When high job demands and stress are combined with low social-emotional competence (SEC) and classroom management skills, poor teacher performance and attrition increase [citation]. A teacher’s own SEC and well-being are key factors influencing student and classroom outcomes [citation]. Yet, few teachers have had training opportunities to attend to and develop their own SEC. If a teacher is unable to manage their stress adequately, their instruction will suffer, which then impacts student well-being and achievement. In contrast, teachers with better emotion regulation are likely to reinforce positive student behavior, and support students in managing their own negative emotions [citation, citation]. Teachers with high SEC also report more positive affect, greater principal support, higher job satisfaction, and a sense of personal accomplishment [citation]. (pp. 4-5)

Let us pause for just a moment and dwell on this profound paragraph. Teachers, it says, need to be socially and emotionally competent. I don't know what percentage of people develop social-emotional competence on their own, but my experience of life says: not many. And even if a vast majority of people demonstrate social-emotional competence at work or in their families, where they're dealing with one or two people at a time, how many of them are equipped to exercise SEC with a roomful of toddlers or tweens or raging adolescents? None of whom is related to them? Some of whom do not share their goals and values?

The report's authors seem to have similar questions. They stress that, even as teachers are expected to deliver SEL curricula to their students, the teachers are not expected or trained to exhibit Social Emotional Competence (SEC) themselves. “[F]ew teachers," the report's authors state, "are offered professional development to nurture their own social and emotional competence" (p. 10). But, the authors claim, "[t]eachers receiving coaching focused on improving the quality of their interactions with students have led to a significant increase in student achievement [citation], suggesting that systematic and sustained coaching supports may be a critical component of SEL interventions for teachers" (p. 8).

Bottom line: Teachers need support and training in SEL. They need it for their own sakes -- for their own health and wellness. But they need it for their students' sakes as well. And, given the importance to human society of well-adjusted, mentally balanced, productive citizens, they need it for the world's sake!

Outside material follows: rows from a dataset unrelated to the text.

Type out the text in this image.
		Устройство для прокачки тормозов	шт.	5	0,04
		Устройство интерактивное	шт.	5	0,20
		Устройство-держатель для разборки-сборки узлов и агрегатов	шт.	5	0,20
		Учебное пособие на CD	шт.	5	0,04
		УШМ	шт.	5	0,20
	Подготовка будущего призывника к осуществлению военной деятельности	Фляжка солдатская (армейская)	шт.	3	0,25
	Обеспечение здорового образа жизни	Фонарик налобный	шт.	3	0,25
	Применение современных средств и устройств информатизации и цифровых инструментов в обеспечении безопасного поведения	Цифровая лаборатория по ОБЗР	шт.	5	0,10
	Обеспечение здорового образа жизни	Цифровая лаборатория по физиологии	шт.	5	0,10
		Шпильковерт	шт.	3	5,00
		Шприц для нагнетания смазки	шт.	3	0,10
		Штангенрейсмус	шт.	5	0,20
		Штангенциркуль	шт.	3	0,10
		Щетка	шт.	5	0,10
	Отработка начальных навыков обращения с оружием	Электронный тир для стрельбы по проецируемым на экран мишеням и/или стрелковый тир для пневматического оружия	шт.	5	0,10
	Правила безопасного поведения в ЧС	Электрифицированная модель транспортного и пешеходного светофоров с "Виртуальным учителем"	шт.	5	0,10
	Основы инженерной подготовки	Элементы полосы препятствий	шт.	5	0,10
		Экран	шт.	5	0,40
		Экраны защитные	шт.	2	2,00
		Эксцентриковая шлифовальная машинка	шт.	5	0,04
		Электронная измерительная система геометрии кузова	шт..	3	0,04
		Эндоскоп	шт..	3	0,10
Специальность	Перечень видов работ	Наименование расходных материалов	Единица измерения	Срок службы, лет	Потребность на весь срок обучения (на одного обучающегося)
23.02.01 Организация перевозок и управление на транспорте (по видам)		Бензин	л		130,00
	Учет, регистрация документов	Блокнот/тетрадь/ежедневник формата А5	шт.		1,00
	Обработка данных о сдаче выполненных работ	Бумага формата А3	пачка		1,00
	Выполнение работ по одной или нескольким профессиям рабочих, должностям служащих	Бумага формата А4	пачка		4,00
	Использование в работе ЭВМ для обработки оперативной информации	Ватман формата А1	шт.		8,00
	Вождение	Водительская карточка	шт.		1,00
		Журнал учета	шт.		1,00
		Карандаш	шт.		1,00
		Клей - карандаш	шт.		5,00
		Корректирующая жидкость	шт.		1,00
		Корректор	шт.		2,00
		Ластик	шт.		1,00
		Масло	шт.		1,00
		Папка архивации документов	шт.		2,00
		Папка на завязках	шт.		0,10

So what would teachers' SEL look like? What kind of "coaching focused on improving the quality of their interactions with students" would teachers welcome? What kind of training would they seek out? What would their schools provide and for how long? Given its foundational relationship to effective teaching and learning, why isn't this kind of support and training available on every school campus?

I actually offer this kind of support. And I still don't know the answers to these questions. I'd love to hear your answers!